А потом была темнота. И только музыка еще долго что-то шептала в этой замечательной темноте.
15
Первым ощущением наступавшего утра, как обычно, была сухость во рту. Я давно привык просыпаться от этого ощущения. Хотелось воды. Холодной и вкусной. Желательно ведро.
Я открыл глаза. Это было не просто. У меня на груди лежала девичья голова. Белокурая. Голова была тяжелой, как гиря.
Ага…
Подробности вчерашнего вечера начали потихоньку просачиваться в день сегодняшний. От некоторых подробностей хотелось покраснеть.
Я стал выбираться из-под Жасмин. Не просыпаясь, она недовольно помычала. Я погладил девушку по спине и на цыпочках пошел на кухню. Лицо у спящей Жасмин было розовым и очень красивым.
Стол напоминал поле боя. Подбитым дзотом раскорячилась пепельница. Наши понесли сокрушительное поражение.
Напился я прямо из-под крана. Вода была теплой и противной. Одежда — даже трусы — осталась в гостиной, рядом с диваном, на котором спала Жасмин. Пока умывался, я еще пару раз приложился к холодной воде.
Потом я вышел на кухню, отыскал сигареты и закурил.
— Привет.
Она стояла, опираясь голым плечом о дверной косяк. Все остальное, помимо плеча, у девушки тоже было голым.
Слегка опухшая ото сна. По щекам трогательно размазана тушь. Белобрысая грива спутана. Губы распухли от поцелуев. От моих поцелуев.
— Иди, поцелую.
— Ты уверен, что похмельное утро — это подходящий момент для поцелуев?
— Назови дату, когда тебе удобно.
— Август следующего года. Поставь чайник. Кофе я пью черный, без сахара.
— Без сахара же невкусно…
Я прошел в комнату, а в комнате пахло ею. Раньше же здесь пахло сигаретами, пролитым мимо стакана алкоголем, тоской и плохо приготовленной пищей. И уже сто лет здесь не пахло женщиной.

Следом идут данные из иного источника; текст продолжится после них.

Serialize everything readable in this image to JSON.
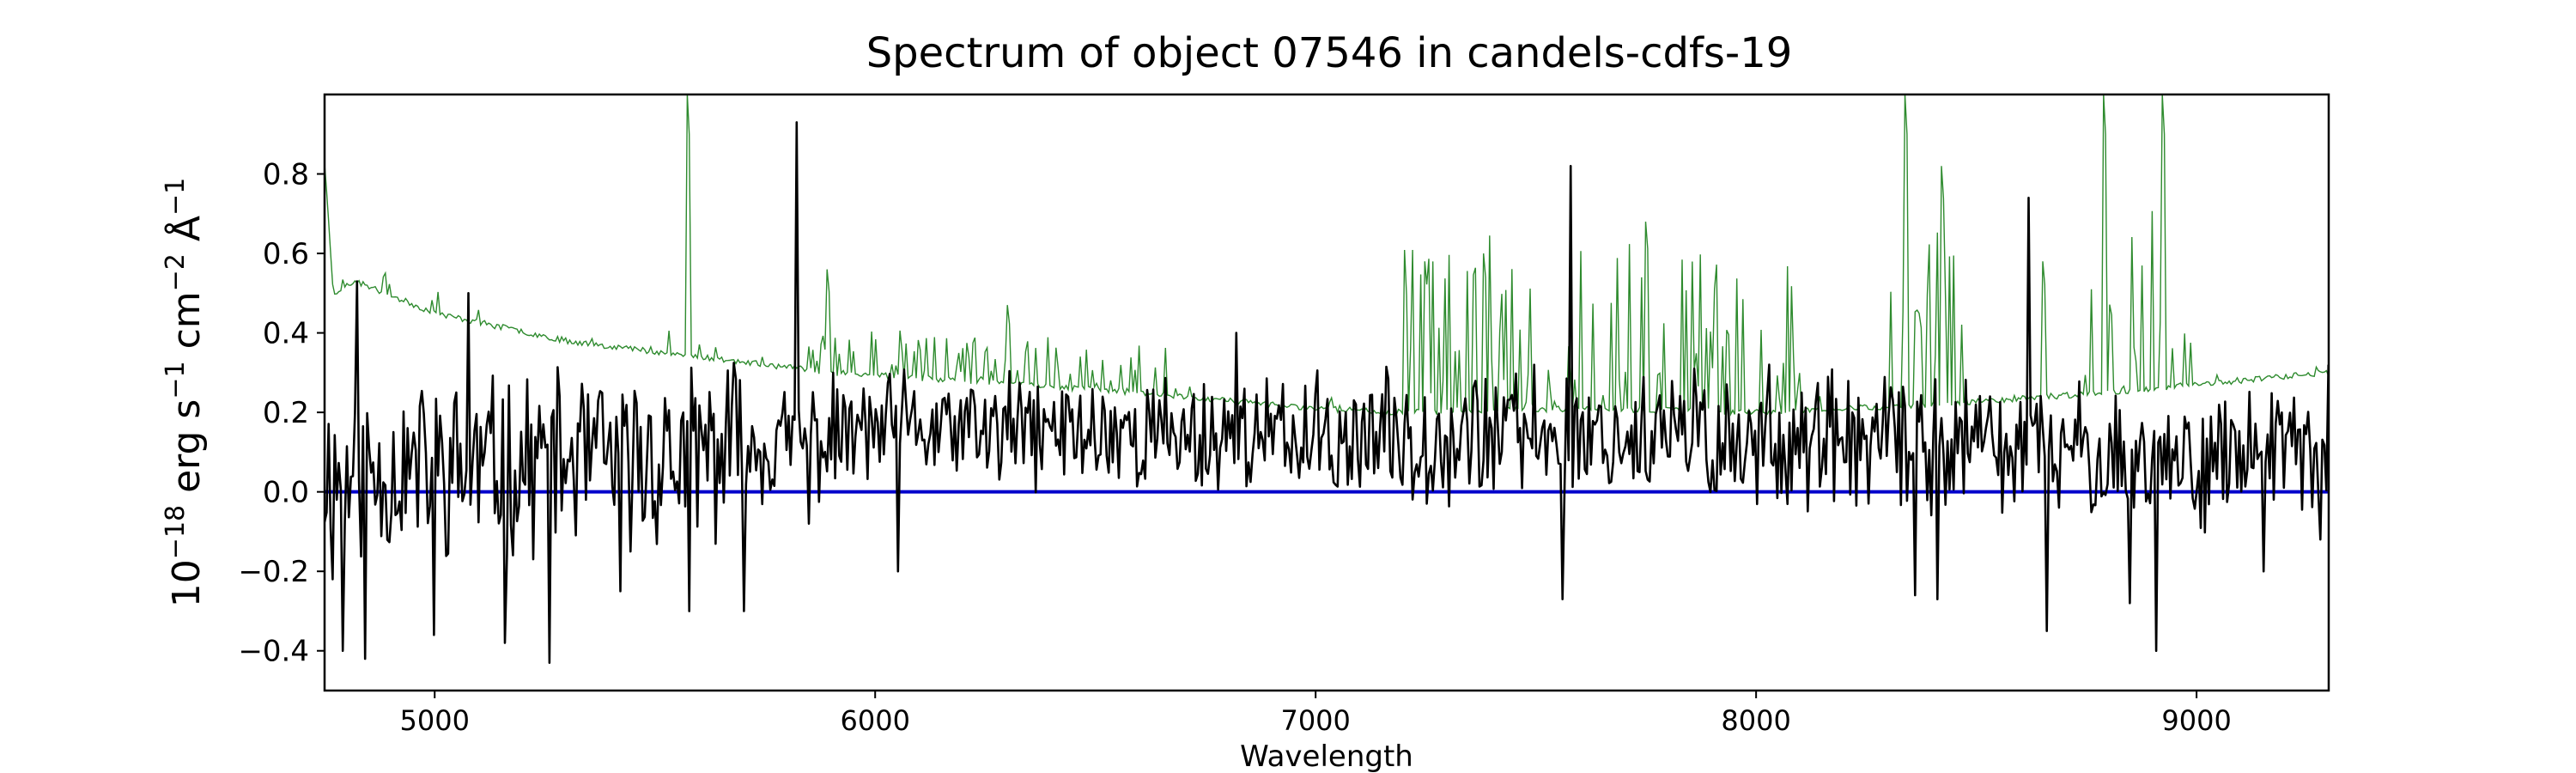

Я натянул джинсы, закурил новую сигарету и вышел на балкон. Дождя, к которому я успел даже привыкнуть, почти не было. Так, слегка моросило. Небо не нависало, грозя оцарапать макушку, а, как и положено приличному небу, равномерно серело в вышине.
Осень словно выдохлась. У меня даже возникло чувство, что сейчас и не осень, а самое начало весны. Скажем, апрель.
Апрель… Я пустил колечко и попытался вспомнить: чем я занимался в апреле? Перед глазами возникали странные лица, стены полуподвальных помещений… весна называется.
Жасмин неслышно подошла ко мне сзади и обняла за плечи. У нее было теплое и чистое тело… самое красивое из всех, что я видел. Теперь оно принадлежало мне.
Она спросила:
— Пошли пить кофе?
— Кофе вреден.
— Это не кофе. Это ты вреден.
— Как ты думаешь, мне удастся кого-нибудь в этой квартире соблазнить?
— С утра? Вряд ли…
— Это довольно странно. Обычно девушки любят журналистов. Долго уговаривать не приходится.
— Да и как вас не любить? Вы ведь славные парни. Иногда даже бываете трезвыми.
Мы сидели на кухне и пили кофе. Мне хотелось только одного: чтобы это утро продолжалось неделю. Из кофеварки пахло Бразилией, а Жасмин, помаявшись, сказала, что у нее болит голова, состроила мне забавную рожицу и допила остатки водки.